The Maryland General Assembly has decided to go against the trend and take a step backwards in democracy. It has passed emergency legislation that will effectively strip the local school in Prince George's County of its authority over the school system and replace it with an appointed oversight panel. This ill-conceived legislation had been stalled in the Senate, so Delegate Howard Rawlings threatened to withhold funds due the school district. Six of the nine current elected board members and three of the nine County Council members oppose this legislation. The impetus for this emergency measure comes from the firing of Superintendent Iris T. Metts by the local board. The local board took the action based on a provision in the current contract with the superintendent that provides for unilateral termination of the superintendent with 45 days notice and two months pay. The board believes this is a valid legal contract since it was agreed to and signed by the local board and its superintendent, and was ratified by the state superintendent, Nancy Grasmick. If there was a conflict with the state law, then it should have been pointed out before it was ratified by the state. Maryland state law provides that contracts are for four years, but is silent on early on provisions. The Prince George's contract was for four years.

One matter that has not come out in the debate over the superintendent's contract is the fact that Iris T. Metts was not qualified to be a superintendent in Maryland when she came to Prince George's County from Delaware two-and-a-half years ago. She was short three credits in special education, and Mrs. Grasmick waived that requirement. No teacher or other administrator would receive such a waiver. The overturning of the local board's firing and the waiver of certification are excellent arguments against an appointed board. The state board makes up the rules as they go along.

The Maryland General Assembly is uninformed of the business of the Prince George's County School Board. Their actions in this matter can only be described as political chicanery. This is an election year, and suddenly every politician is an expert in education. These politicians rarely or never attend the local school board meetings or discuss issues with the individual board members, and during the 90 days they are in Annapolis, they are isolated from their constituents. They are unaware of the problems we are having with the local superintendent, and the dissatisfaction we have with the lack of progress under her leadership, and her plain and simple incompetence. Perhaps they are not aware that we have the second-lowest test scores in the state and that they have dropped further each year under this superintendent, despite her promises to raise them six points per year.

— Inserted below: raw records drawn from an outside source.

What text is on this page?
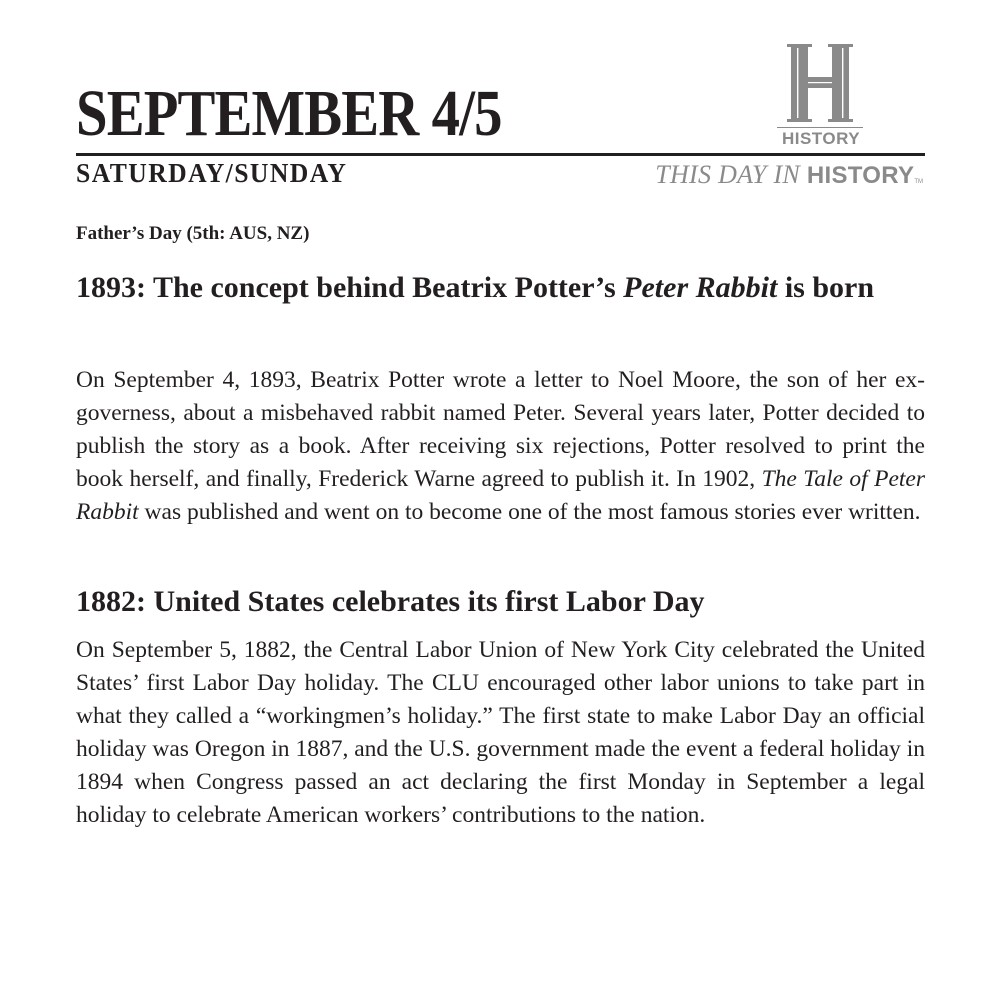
SEPTEMBER 4/5	HISTORY
SATURDAY/SUNDAY	THIS DAY IN HISTORYTM
Father’s Day (5th: AUS, NZ)
1893: The concept behind Beatrix Potter’s Peter Rabbit is born
On September 4, 1893, Beatrix Potter wrote a letter to Noel Moore, the son of her ex-governess, about a misbehaved rabbit named Peter. Several years later, Potter decided to publish the story as a book. After receiving six rejections, Potter resolved to print the book herself, and finally, Frederick Warne agreed to publish it. In 1902, The Tale of Peter Rabbit was published and went on to become one of the most famous stories ever written.
1882: United States celebrates its first Labor Day
On September 5, 1882, the Central Labor Union of New York City celebrated the United States’ first Labor Day holiday. The CLU encouraged other labor unions to take part in what they called a “workingmen’s holiday.” The first state to make Labor Day an official holiday was Oregon in 1887, and the U.S. government made the event a federal holiday in 1894 when Congress passed an act declaring the first Monday in September a legal holiday to celebrate American workers’ contributions to the nation.
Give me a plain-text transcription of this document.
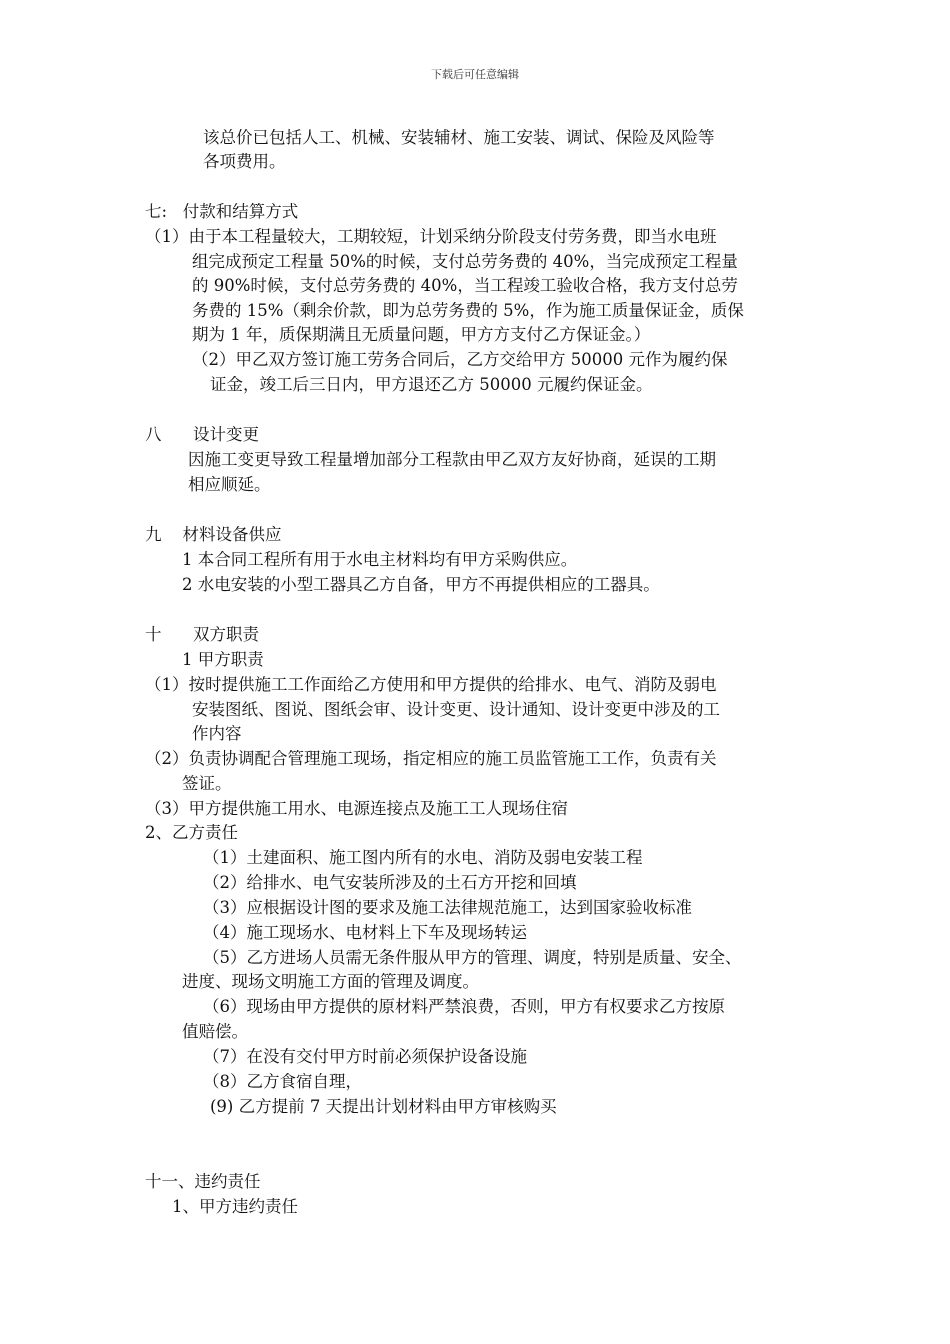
下载后可任意编辑
该总价已包括人工、机械、安装辅材、施工安装、调试、保险及风险等
各项费用。
七:   付款和结算方式
（1）由于本工程量较大，工期较短，计划采纳分阶段支付劳务费，即当水电班
组完成预定工程量 50%的时候，支付总劳务费的 40%，当完成预定工程量
的 90%时候，支付总劳务费的 40%，当工程竣工验收合格，我方支付总劳
务费的 15%（剩余价款，即为总劳务费的 5%，作为施工质量保证金，质保
期为 1 年，质保期满且无质量问题，甲方方支付乙方保证金。）
（2）甲乙双方签订施工劳务合同后，乙方交给甲方 50000 元作为履约保
证金，竣工后三日内，甲方退还乙方 50000 元履约保证金。
八      设计变更
因施工变更导致工程量增加部分工程款由甲乙双方友好协商，延误的工期
相应顺延。
九    材料设备供应
1 本合同工程所有用于水电主材料均有甲方采购供应。
2 水电安装的小型工器具乙方自备，甲方不再提供相应的工器具。
十      双方职责
1 甲方职责
（1）按时提供施工工作面给乙方使用和甲方提供的给排水、电气、消防及弱电
安装图纸、图说、图纸会审、设计变更、设计通知、设计变更中涉及的工
作内容
（2）负责协调配合管理施工现场，指定相应的施工员监管施工工作，负责有关
签证。
（3）甲方提供施工用水、电源连接点及施工工人现场住宿
2、乙方责任
（1）土建面积、施工图内所有的水电、消防及弱电安装工程
（2）给排水、电气安装所涉及的土石方开挖和回填
（3）应根据设计图的要求及施工法律规范施工，达到国家验收标准
（4）施工现场水、电材料上下车及现场转运
（5）乙方进场人员需无条件服从甲方的管理、调度，特别是质量、安全、
进度、现场文明施工方面的管理及调度。
（6）现场由甲方提供的原材料严禁浪费，否则，甲方有权要求乙方按原
值赔偿。
（7）在没有交付甲方时前必须保护设备设施
（8）乙方食宿自理，
(9) 乙方提前 7 天提出计划材料由甲方审核购买
十一、违约责任
1、甲方违约责任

Perhaps they are unaware of the high turnover of top administrators, as well as principals and teachers due to actions of the superintendent, or that we have record numbers of employee grievances, many unresolved for two years now. Maybe they didn't hear about the disastrous budget reconciliations of the last two years, the inability to load budgets properly into the computer system, or the textbook shortages that left scores of students with no books for up to four months into the current school year.

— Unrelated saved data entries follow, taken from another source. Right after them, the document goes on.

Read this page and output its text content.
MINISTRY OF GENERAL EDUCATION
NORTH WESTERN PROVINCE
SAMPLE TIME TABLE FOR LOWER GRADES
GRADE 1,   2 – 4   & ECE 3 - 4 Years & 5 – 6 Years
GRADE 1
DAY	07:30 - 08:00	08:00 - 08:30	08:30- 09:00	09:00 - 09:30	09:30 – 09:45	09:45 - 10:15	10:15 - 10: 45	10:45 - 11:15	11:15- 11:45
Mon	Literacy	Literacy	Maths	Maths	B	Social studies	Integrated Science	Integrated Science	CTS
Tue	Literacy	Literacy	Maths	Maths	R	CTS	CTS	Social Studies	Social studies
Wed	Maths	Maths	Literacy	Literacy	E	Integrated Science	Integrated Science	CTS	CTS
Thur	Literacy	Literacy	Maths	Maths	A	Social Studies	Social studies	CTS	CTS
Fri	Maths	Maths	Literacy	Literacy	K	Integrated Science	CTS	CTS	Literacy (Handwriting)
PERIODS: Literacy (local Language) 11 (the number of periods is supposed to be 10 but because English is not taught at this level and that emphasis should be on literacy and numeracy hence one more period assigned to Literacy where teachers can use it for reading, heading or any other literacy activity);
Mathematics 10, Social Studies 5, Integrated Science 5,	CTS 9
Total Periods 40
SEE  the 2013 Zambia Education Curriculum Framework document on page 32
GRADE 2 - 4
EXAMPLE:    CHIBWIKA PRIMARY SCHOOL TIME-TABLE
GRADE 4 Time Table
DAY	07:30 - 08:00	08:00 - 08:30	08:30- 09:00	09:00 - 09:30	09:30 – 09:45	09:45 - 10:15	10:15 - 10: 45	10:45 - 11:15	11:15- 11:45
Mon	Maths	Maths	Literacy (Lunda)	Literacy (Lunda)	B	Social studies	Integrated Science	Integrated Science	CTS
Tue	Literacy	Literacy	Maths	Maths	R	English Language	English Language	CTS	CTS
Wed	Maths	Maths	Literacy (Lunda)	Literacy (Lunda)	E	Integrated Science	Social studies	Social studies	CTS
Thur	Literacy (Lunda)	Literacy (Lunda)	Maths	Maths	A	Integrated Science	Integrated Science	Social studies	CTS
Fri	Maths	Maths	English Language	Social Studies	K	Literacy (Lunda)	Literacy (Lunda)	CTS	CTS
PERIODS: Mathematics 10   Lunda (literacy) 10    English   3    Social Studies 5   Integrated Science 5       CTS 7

Perhaps they overlooked the $10,000 and $15,000 bonuses granted without board knowledge or authority to a handful of top deputies who were friends of the superintendent and hired by her. Section 4 -10 (3) of the state's education article states that the appointment and salary of school system employees is to be done by the board, not the superintendent. These bonuses were never repaid, including one given to an executive who resigned amid allegations that she lied on her resume, and another who was out on two extended sick leave absences.

The real issue here is one of inalienable rights the right of the citizens to vote for elected representatives. The Maryland General Assembly, also an elected body, should not have the authority to take away the right to vote for an elected school board.

Local control has been the most permanent and fundamental component of our nation's educational structure, and has been well-respected and largely preserved for more than 225 years. The Maryland General Assembly and Gov. Parris Glendening should respect that foundation and abandon the foolishness they have created this election year.

Robert J. Callahan is a school board member for Maryland's fifth district.